Transgressive Transcendentalism is "transcendental" in a Kantian sense: an ideal standpoint is adopted as a benchmark against which to criticize the inherited order.
That ideal standpoint consists of what William O. Douglas termed "traditional notions of fair play and substantial justice" [
Milliken v. Meyer, 311 U.S. 457 (1940) following, loosely,
dicta in the opinion of Oliver Wendell Holmes, Jr. in
McDonald v. Mabee, 243 U.S. 90 (1917)]. Where exactly those traditional notions come from or in what they consist is never addressed by the justices of the U.S. Supreme Court who refer to them, but one may surmise without much speculation that their sources are several.

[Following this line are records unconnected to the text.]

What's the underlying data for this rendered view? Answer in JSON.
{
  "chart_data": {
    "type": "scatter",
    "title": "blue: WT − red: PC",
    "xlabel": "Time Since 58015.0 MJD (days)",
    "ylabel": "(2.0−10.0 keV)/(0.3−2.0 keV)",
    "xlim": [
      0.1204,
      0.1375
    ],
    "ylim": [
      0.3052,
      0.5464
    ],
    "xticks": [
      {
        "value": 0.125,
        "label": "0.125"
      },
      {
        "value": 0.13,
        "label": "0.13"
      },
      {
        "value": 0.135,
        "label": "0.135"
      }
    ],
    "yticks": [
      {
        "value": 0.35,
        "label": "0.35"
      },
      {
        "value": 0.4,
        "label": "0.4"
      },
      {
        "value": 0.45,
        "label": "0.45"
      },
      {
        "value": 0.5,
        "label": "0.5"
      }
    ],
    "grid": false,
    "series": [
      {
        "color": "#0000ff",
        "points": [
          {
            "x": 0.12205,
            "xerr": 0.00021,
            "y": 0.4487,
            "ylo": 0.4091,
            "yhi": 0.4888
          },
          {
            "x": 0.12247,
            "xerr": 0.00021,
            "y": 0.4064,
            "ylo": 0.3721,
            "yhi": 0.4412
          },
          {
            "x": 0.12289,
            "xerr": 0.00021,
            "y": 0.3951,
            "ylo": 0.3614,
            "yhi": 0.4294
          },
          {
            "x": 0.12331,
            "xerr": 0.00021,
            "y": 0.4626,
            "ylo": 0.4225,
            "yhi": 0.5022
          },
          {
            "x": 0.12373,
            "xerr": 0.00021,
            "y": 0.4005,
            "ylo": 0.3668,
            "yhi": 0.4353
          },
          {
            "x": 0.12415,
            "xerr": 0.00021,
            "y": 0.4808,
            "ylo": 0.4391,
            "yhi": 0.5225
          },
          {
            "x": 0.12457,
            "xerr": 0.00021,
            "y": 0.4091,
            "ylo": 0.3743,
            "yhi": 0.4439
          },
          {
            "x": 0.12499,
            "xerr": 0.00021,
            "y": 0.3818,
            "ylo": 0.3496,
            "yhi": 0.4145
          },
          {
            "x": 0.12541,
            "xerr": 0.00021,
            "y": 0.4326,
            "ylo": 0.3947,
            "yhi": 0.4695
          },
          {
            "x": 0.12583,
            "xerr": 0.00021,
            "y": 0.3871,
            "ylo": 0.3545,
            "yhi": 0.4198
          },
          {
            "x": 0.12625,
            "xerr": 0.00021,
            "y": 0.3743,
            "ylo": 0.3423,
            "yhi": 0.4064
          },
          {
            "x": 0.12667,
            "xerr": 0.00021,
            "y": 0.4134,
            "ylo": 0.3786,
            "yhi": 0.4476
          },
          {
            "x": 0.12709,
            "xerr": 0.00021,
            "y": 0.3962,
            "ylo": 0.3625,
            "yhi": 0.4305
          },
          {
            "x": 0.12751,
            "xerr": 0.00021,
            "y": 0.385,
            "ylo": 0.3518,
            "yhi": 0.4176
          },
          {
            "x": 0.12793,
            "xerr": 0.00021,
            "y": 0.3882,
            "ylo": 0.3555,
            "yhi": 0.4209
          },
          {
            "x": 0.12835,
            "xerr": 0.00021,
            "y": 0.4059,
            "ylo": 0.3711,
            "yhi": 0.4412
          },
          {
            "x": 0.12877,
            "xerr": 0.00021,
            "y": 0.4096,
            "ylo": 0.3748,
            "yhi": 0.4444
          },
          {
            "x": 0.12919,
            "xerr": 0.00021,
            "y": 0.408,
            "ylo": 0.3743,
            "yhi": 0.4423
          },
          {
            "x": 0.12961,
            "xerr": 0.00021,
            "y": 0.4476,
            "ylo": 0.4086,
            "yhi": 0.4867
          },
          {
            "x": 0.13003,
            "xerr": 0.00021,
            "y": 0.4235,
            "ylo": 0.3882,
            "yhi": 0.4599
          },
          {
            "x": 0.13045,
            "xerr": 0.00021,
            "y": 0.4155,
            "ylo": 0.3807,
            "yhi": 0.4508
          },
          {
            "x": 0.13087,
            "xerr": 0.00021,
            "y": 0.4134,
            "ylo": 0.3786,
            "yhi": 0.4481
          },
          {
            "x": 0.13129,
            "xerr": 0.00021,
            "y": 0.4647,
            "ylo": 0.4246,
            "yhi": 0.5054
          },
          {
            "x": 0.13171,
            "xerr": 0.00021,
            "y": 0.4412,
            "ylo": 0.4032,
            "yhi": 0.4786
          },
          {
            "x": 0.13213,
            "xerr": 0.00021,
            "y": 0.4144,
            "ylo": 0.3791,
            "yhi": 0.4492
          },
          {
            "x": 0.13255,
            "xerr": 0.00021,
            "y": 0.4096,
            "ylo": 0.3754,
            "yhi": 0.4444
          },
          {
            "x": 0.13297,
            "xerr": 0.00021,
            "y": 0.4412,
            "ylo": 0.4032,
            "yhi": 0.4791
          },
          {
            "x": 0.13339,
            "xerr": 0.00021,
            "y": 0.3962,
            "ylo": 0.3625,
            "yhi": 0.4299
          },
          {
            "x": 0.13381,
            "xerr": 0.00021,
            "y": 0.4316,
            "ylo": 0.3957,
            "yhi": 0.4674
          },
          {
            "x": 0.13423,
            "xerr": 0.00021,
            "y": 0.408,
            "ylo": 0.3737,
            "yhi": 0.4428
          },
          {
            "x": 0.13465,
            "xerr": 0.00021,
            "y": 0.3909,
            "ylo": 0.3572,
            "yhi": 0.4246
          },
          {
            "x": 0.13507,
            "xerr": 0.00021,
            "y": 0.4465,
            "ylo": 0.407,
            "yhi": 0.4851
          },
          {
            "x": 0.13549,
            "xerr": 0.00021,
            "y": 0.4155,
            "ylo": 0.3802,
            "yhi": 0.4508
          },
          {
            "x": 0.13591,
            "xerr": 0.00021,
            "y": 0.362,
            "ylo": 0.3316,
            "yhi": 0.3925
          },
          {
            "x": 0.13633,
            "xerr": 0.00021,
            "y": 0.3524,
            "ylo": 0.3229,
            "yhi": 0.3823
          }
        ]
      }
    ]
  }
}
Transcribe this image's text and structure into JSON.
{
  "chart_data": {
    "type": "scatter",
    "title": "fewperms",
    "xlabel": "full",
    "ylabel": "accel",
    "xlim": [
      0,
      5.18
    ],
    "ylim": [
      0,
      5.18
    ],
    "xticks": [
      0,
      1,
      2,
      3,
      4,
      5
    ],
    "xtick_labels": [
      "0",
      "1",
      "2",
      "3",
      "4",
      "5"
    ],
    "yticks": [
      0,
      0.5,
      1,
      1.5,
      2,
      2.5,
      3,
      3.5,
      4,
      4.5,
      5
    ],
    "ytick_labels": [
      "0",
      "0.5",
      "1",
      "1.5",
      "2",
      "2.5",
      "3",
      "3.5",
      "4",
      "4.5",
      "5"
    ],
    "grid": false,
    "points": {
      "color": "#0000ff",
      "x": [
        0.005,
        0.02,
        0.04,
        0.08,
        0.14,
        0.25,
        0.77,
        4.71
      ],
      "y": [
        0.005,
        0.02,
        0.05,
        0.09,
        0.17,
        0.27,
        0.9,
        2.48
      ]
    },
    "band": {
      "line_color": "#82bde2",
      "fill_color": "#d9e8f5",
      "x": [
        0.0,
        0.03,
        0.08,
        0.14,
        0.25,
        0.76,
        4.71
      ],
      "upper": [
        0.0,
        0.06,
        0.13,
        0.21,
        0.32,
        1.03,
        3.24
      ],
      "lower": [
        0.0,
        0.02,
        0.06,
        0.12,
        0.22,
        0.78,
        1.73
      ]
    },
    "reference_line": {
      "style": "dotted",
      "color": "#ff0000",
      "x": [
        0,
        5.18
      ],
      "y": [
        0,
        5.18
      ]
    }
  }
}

For the Transgressive Transcendentalist, Near Eastern prophecy from Zarathustra to Muhammad contributes to the construction of this canon of critical standards.
The "transgressive" aspect of this Transcendental mode is Melvillean as Melville was, in the words of Arthur Versluis, an "inverted transcendentalist" and a latter-day "Gnostic," which is to say, an individual profoundly troubled by the fact of human suffering. (See Versluis,
American Transcendentalism and Asian Religions, OUP, 1993).
That transgressive turn undercuts the tendency towards Emersonian optimism that may otherwise lurk in the transcendental impulse. The thing-in-itself remains not only epistemologically unavailable but also morally inscrutable.
Even so, as Melville himself understood, there are everyday mercies that enable every one of us to bear the strain of life in this tavern of ruin.